In questa sede è bene specificare che la caratterizzazione negativa di Cleopatra e la sua connotazione come nemica di Roma rientra nel bersaglio della critica moralistica romana: Cleopatra è una donna ed è una straniera, pertanto, agli occhi dell’opinione pubblica romana e, considerati i contemporanei nonché malvisti mutamenti della condizione femminile a Roma, tutte le qualità di Cleopatra sono presenti dalle fonti in un’ ottica negativa e distorta.

51 In questo modo, dunque, la capacità di parlare molte lingue e, prima di tutte, l’egiziano viene presentato come un fatto straordinario e non viene messa in evidenza l’eccezionale intelligenza della donna o la sua abilità politica che le permetteva di parlare senza intermediari con i suoi sudditi, cosa che nessuno dei suoi predecessori era in grado di fare200.

La sua abilità oratoria e il suo eloquio non sono considerati come finissime capacità governative e diplomatiche ma sono considerate astuzie, stratagemmi con i quali ella era in grado di ammaliare il suo interlocutore.
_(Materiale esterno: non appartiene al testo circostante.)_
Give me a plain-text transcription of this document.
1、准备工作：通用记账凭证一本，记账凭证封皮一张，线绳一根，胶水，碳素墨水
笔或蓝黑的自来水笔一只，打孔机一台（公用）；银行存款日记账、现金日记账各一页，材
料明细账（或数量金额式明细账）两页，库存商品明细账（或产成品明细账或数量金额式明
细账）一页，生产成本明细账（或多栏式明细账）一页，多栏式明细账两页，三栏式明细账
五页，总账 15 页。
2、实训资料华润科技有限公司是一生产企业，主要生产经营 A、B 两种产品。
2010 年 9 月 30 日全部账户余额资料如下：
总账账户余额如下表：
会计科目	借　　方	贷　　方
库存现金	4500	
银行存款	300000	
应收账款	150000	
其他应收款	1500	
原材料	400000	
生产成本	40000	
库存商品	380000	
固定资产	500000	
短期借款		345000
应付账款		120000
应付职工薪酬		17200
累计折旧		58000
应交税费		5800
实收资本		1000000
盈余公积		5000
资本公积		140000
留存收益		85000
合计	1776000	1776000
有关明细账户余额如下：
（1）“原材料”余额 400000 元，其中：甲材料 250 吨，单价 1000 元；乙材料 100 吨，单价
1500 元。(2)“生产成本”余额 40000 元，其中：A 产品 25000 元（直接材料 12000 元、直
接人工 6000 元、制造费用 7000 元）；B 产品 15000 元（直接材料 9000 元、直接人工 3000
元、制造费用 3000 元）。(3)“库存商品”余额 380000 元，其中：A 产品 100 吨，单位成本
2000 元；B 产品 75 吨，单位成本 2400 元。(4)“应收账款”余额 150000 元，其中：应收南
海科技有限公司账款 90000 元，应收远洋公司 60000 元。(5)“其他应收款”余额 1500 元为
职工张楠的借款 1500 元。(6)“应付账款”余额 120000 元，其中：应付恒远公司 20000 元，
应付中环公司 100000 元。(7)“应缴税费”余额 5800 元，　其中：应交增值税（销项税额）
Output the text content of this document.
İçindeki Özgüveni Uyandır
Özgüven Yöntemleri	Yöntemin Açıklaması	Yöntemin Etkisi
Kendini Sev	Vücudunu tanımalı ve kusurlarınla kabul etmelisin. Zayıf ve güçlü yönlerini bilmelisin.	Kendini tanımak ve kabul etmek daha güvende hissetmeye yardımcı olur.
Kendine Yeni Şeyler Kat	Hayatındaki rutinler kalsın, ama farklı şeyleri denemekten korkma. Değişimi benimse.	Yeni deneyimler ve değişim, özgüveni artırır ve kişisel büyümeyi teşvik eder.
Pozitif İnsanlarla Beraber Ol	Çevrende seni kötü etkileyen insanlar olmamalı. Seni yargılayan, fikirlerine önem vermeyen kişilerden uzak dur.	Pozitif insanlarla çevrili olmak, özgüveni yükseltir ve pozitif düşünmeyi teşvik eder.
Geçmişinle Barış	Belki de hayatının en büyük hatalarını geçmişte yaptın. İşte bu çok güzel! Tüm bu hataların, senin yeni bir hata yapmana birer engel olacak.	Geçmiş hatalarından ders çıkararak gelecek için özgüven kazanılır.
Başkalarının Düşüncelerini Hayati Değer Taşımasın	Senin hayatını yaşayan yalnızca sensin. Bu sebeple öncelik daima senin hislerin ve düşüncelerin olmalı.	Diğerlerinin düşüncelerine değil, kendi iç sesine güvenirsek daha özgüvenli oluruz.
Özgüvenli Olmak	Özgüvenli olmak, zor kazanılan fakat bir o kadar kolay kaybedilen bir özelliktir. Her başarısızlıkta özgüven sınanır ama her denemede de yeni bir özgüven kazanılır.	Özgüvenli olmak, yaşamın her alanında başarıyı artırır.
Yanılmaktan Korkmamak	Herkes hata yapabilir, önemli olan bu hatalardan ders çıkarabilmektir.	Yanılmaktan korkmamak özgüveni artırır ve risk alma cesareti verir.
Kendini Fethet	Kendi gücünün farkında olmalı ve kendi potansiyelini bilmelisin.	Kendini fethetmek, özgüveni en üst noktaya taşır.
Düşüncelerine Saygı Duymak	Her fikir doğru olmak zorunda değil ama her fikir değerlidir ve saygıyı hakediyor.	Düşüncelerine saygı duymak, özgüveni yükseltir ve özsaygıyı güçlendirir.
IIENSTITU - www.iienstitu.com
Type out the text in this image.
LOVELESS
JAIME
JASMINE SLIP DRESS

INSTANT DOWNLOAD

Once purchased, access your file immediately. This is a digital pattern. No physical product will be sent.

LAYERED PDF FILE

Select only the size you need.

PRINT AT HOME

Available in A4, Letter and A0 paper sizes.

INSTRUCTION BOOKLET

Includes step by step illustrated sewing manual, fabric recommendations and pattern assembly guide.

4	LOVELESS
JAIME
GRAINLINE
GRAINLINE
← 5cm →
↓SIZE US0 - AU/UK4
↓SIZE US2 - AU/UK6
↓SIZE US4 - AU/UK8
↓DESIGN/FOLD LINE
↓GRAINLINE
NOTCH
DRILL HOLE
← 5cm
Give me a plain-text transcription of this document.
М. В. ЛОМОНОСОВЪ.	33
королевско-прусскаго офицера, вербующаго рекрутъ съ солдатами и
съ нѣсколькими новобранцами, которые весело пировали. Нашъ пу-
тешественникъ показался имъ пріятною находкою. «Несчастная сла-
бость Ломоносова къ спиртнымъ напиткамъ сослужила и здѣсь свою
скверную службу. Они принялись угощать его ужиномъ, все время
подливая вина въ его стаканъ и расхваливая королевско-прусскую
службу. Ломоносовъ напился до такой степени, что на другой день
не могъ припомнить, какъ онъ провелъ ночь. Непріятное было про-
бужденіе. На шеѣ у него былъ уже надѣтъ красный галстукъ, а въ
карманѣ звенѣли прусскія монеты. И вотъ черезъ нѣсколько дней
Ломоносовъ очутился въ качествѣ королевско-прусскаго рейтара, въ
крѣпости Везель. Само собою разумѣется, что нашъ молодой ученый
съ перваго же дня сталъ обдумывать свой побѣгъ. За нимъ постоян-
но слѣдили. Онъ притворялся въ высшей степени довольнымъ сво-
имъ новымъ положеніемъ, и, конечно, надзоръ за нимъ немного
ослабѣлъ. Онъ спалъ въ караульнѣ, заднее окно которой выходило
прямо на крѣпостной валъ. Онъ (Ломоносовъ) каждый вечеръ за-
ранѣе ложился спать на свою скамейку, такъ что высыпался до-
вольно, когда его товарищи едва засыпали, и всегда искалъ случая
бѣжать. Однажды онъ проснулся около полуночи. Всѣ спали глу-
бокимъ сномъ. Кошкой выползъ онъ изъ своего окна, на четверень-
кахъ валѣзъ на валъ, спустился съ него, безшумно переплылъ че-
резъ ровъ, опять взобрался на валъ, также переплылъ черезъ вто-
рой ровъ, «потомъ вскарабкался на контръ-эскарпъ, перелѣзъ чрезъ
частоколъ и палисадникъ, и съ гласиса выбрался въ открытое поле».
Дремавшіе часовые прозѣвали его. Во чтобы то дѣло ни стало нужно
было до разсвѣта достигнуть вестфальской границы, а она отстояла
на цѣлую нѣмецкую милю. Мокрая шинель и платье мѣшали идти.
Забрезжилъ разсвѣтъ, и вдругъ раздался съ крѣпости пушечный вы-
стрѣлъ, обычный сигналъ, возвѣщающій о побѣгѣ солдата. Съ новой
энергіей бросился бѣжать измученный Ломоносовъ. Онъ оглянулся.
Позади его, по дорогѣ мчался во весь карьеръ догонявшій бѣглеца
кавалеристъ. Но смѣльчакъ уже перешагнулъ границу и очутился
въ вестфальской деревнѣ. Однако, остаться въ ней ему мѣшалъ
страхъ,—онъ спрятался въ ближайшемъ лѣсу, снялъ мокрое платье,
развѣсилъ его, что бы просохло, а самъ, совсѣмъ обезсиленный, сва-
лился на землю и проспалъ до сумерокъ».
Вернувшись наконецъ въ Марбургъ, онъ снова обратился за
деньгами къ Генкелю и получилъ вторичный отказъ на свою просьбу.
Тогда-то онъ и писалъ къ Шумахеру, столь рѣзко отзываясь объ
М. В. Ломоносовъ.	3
Persino il suo modus vivendi che pure vantava origini e tradizioni antiche è considerato in un’ ottica del tutto negativa e sfavorevole: Cleopatra, dunque, finisce nel bersaglio di Ottaviano che non persegue altro obiettivo se non quello di screditare la donna e la straniera che intacca la morale romana irretendo e seducendo i soldati dell’Urbs vittime delle sue arti seduttive e del suo fascino.

Per quanto riguarda Antonio, d’altra parte, la completa adesione agli usi e costumi ellenistici, primo tra tutti quello della divinizzazione dei sovrani e le donazioni del 34 a.C., svoltesi con cerimonie solenni ad Alessandria e con le quali Antonio assegnava a Cleopatra e ai suo figli territori della Cilicia e della Siria togliendole alle province di Roma e agli stati vassalli, non potevano non sollevare lo sdegno nell’opinione pubblica romana, che vedeva abbandonati, in favore di costumi e di persone orientali, le sue tradizioni e i suoi stessi domini in Oriente. Invece Ottaviano andava accentuando sempre più con sicura consapevolezza, la sua opera di restaurazione dei valori religiosi e morali propri della tradizione romana, la pietà verso gli dèi, la serietà dei costumi, l’amore per il lavoro, soprattutto per l’agricoltura da lui esaltata in mille modi. E con lui collaboravano Agrippa e Mecenate. Per incitamento di Mecenate, in quegli anni, Virgilio scriveva le Georgiche, in cui cantava il lavoro dei campi come opera di elevamento spirituale. Ottaviano, ormai, si imponeva all’opinione pubblica come colui che avrebbe garantito la pace, salvando la tradizione romana.